Collisions of random walks on comb graphs with a planar base

TL;DR

This paper investigates how the number of collisions between two independent random walks on comb graphs varies with the growth of the teeth, revealing phase transitions and answering a previously open question.

Contribution

It establishes a phase transition in collision behavior on comb graphs with planar bases, including a specific case with logarithmic growth, and addresses an open problem.

Findings

Finitely many collisions occur if the growth parameter exceeds 1.

Infinitely many collisions occur if the growth parameter is at most 1.
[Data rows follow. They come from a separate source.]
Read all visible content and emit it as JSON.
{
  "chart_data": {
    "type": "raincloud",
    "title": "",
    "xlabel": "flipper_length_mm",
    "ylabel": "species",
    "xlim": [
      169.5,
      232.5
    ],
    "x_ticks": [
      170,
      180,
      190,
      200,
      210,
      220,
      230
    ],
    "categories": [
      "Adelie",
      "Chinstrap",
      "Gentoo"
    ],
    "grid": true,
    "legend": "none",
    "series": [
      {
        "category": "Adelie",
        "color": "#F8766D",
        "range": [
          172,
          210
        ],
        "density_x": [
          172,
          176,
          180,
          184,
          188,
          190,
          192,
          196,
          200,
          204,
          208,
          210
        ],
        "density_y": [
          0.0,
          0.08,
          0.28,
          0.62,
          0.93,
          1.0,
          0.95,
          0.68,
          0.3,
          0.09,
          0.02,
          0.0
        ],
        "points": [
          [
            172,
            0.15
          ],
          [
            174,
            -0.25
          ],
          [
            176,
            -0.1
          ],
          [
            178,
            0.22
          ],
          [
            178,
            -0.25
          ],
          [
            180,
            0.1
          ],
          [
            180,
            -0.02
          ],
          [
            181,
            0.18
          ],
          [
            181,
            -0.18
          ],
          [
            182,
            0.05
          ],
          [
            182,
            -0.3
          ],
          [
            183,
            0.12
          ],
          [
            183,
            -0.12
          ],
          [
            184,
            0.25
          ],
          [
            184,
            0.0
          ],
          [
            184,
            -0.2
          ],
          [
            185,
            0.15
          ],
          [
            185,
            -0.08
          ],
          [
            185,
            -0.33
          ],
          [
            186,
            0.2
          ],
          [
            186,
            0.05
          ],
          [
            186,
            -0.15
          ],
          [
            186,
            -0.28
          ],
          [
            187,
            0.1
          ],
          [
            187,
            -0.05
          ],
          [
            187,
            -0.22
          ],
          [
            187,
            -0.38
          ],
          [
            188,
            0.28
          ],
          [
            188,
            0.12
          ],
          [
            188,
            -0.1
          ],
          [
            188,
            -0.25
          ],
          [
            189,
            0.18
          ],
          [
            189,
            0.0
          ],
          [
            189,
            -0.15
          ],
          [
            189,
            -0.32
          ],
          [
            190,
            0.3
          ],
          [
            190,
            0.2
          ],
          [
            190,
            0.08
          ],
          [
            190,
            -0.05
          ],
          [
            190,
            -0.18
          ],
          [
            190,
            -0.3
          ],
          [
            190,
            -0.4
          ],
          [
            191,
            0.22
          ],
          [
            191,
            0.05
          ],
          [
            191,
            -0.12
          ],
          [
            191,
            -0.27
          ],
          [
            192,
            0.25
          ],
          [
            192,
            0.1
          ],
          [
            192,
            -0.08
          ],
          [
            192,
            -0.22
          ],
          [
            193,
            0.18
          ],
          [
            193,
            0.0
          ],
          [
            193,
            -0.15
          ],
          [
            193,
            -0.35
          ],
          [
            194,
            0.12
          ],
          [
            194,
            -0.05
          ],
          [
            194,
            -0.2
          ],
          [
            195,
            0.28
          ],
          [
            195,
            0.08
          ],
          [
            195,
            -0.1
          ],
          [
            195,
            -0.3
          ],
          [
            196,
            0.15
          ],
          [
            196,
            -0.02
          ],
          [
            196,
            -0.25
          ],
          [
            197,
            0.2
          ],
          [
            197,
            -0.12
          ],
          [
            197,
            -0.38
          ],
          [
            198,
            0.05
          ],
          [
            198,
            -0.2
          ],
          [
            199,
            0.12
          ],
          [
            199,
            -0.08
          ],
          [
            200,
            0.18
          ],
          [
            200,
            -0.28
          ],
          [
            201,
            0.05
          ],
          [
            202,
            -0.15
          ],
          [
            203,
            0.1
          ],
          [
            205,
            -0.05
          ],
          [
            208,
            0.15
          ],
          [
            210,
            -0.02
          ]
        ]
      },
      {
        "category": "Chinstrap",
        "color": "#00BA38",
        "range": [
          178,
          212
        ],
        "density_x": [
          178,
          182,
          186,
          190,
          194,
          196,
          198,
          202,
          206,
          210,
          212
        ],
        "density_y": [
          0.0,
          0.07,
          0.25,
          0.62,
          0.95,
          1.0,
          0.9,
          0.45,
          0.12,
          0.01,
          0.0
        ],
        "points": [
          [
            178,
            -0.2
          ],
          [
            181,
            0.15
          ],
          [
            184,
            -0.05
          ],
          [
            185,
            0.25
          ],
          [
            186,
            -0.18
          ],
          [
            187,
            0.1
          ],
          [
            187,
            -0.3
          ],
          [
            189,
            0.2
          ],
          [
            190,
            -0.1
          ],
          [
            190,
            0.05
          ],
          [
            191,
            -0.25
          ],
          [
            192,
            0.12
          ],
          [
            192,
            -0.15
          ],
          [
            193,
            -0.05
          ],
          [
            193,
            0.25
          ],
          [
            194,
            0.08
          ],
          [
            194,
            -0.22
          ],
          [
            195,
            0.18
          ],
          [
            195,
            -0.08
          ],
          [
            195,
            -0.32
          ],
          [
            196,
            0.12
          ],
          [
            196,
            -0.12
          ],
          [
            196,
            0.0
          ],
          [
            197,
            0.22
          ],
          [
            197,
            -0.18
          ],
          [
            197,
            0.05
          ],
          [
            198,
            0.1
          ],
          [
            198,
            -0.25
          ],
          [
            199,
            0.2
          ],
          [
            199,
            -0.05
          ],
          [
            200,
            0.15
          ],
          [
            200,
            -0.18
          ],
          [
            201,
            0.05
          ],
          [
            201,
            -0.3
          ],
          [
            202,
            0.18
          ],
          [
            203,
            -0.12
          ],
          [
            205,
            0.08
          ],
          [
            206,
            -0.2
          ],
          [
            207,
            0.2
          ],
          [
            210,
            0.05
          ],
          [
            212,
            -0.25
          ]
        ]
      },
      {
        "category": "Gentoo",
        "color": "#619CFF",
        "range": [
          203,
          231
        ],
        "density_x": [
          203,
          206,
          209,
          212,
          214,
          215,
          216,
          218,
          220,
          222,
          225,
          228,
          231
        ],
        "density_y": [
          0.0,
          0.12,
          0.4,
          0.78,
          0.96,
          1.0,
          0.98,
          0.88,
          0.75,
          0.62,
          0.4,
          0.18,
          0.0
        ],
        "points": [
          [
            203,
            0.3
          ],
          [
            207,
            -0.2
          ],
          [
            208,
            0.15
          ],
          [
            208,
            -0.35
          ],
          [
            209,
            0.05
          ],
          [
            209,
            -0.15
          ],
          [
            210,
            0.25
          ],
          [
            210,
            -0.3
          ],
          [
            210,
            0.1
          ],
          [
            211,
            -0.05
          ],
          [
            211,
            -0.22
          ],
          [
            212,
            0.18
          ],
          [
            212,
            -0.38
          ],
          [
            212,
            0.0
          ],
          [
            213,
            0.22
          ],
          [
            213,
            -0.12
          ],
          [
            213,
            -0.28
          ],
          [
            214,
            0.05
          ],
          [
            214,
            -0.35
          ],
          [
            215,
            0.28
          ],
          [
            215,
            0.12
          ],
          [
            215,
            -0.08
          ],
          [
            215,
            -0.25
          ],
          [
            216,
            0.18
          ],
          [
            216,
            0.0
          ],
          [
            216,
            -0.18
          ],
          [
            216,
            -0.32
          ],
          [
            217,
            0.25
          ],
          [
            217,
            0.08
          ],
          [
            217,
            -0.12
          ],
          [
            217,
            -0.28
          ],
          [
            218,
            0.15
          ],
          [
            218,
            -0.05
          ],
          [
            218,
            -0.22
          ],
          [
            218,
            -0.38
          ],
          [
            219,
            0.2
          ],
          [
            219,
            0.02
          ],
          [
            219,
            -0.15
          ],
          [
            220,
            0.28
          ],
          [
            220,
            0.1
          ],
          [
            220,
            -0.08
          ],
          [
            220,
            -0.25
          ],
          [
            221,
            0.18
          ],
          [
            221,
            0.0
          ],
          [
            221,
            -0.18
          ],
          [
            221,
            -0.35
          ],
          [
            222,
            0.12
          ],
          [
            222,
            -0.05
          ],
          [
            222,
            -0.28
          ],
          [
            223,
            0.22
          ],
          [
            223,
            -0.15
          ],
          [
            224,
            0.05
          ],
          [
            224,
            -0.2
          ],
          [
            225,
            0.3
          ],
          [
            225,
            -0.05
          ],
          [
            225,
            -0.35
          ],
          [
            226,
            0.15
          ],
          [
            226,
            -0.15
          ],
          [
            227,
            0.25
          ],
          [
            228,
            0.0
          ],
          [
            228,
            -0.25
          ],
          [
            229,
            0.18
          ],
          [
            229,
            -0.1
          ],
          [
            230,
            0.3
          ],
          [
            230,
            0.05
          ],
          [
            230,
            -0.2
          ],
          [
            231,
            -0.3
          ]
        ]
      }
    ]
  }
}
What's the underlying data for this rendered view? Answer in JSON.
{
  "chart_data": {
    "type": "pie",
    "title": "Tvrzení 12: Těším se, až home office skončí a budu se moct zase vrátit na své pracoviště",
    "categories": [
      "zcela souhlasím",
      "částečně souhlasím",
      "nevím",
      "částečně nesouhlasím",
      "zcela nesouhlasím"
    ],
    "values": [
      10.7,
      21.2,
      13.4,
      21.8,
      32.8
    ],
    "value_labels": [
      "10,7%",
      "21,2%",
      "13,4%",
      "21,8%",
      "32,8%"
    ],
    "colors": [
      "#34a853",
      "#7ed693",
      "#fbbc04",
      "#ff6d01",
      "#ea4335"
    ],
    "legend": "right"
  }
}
Phase transitions depend on the structure of the base graph and the growth of teeth.

Abstract

In this article we study collisions of two independent random walks on comb graphs $\mathrm{Comb}(\tilde{G},f)$ for a large class of recurrent planar graphs $\tilde{G}$ and profile functions $f$, the latter governing the length of vertical segments (called "teeth") attached to vertices of the base graph $\tilde{G}$. We prove that the number of collisions of two random walks starting from the same site undergoes a phase transition depending on the growth of $f$. As a benchmark example, we show that for $\mathrm{Comb}(\mathbb{Z}^2,f_\gamma)$ with $f_\gamma(z) = \log^{\gamma}(\|z\|_\infty\vee 1)$ and $\|\cdot \|_\infty$ denoting the supremum norm, two independent random walks started at the origin collide finitely often almost surely if $\gamma > 1$, answering a question of Barlow, Peres, and Sousi, see arXiv:1003.3255, who established that infinitely many collisions occur almost surely if $\gamma \leq 1$. We furthermore establish phase transitions in the cases where the base graph $\tilde{G}$ is pre-fractal, or a typical realization of a supercritical cluster of planar Bernoulli bond percolation.